And this is the post where I get to demonstrate what a naturally pessimistic person I am.
Yesterday there was genuinely good economic news for typical Americans. The real median household income in the U.S. – the income at which half of American households earn less and half earn more, adjusted for inflation – increased for the first time since the Great Recession. It rose 5.2%from 2014 to 2015 to $56,516. And not only did it rise, but it was the single biggest yearly gain since the Census Bureau started keeping this score. Also, the gains were widespread. Americans at every level of income, every demographic group, and in every region of the country made more money. In fact, more of the gains went to the lower end of the economic spectrum, defying long-term trends. Again, this is all fantastic news.
But, put in context, it’s clear how much further we have to go.
First off, this is one year’s worth of data. We need sustained growth in income to dig out the enormous hole most Americans have been in since the Great Recession. The 2015 median income is still 1.6% below what it was in 2007. Looking longer-term, it’s 2.4% below the peak set in 1999. When it comes to the most vulnerable, the bottom 10% of income earners, as Eduardo Porter points out in the New York Times, they are still slightly poorer than they were in 1989. Porter makes this further point about the data, too:
What’s more, changes starting in 2013 in the way the census asks people about their incomes can distort comparisons with previous years. After adjusting the data for these changes, according to Elise Gould of the Economic Policy Institute, the income of American households in the middle of the distribution last year was still 4.6 percent below its level in 2007 and 5.4 percent below where it was in 1999.
Again, much more sustained growth is needed. But I worry that is at risk. We’re seven years into an economic recovery. Hopefully, that does not mean there is a recession around the corner, but the risk is not zero. Also, many Federal Reserve officials just can’t stop talking about raising interest rates, which under the usual pattern, would lead to slower growth. I understand the concerns. Because of insufficient action by the federal and many state governments, the Fed ended up being tasked with fighting off the Great Recession mostly by itself, and it used a variety of extraordinary means to do so. The upshot is the Fed might not have many tools left to fight the next recession when it comes.
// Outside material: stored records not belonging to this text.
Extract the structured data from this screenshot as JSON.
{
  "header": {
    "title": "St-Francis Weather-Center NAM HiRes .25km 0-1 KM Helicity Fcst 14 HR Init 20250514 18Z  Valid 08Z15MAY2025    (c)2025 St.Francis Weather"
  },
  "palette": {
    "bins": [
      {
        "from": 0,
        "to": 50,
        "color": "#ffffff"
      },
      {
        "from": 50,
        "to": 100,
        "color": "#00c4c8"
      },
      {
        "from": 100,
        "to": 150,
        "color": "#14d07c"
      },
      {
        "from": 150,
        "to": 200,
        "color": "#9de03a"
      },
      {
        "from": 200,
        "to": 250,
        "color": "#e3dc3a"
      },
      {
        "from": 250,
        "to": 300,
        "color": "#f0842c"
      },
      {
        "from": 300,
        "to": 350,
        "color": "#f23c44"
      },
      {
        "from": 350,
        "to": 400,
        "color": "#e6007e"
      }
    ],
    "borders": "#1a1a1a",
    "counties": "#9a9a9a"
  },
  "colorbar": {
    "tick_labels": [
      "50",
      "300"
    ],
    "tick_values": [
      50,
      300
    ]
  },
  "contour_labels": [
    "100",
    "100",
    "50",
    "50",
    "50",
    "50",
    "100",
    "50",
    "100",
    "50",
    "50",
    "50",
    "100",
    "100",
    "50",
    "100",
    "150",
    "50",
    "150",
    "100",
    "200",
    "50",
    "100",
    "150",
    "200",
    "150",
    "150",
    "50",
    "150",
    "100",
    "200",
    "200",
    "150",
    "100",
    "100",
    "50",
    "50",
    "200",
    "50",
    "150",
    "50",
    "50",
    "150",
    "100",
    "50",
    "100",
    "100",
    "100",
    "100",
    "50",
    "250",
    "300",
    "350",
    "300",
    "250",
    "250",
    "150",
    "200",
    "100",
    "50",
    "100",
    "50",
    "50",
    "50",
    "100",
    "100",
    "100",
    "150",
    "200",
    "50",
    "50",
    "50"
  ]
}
Turning to politics – it is an election season, after all – it’s not hard to understand why these number are being celebrated. Donald Trump has built his campaign, in part, on declaring the U.S. economy is swirling cesspool of misery. It turns out – like so much of what he says – to not be true. In the end, I’m uncertain how much direct impact the presidency has on growing the economy. Mostly I think they can avoid hindering it too much. But if you’re inclined to use economic metrics as a way of judging what party should be in power, well, then you should vote for Democrats. But do I really think any of this will really persuade Trump supporters to turn away from him? Sadly, no.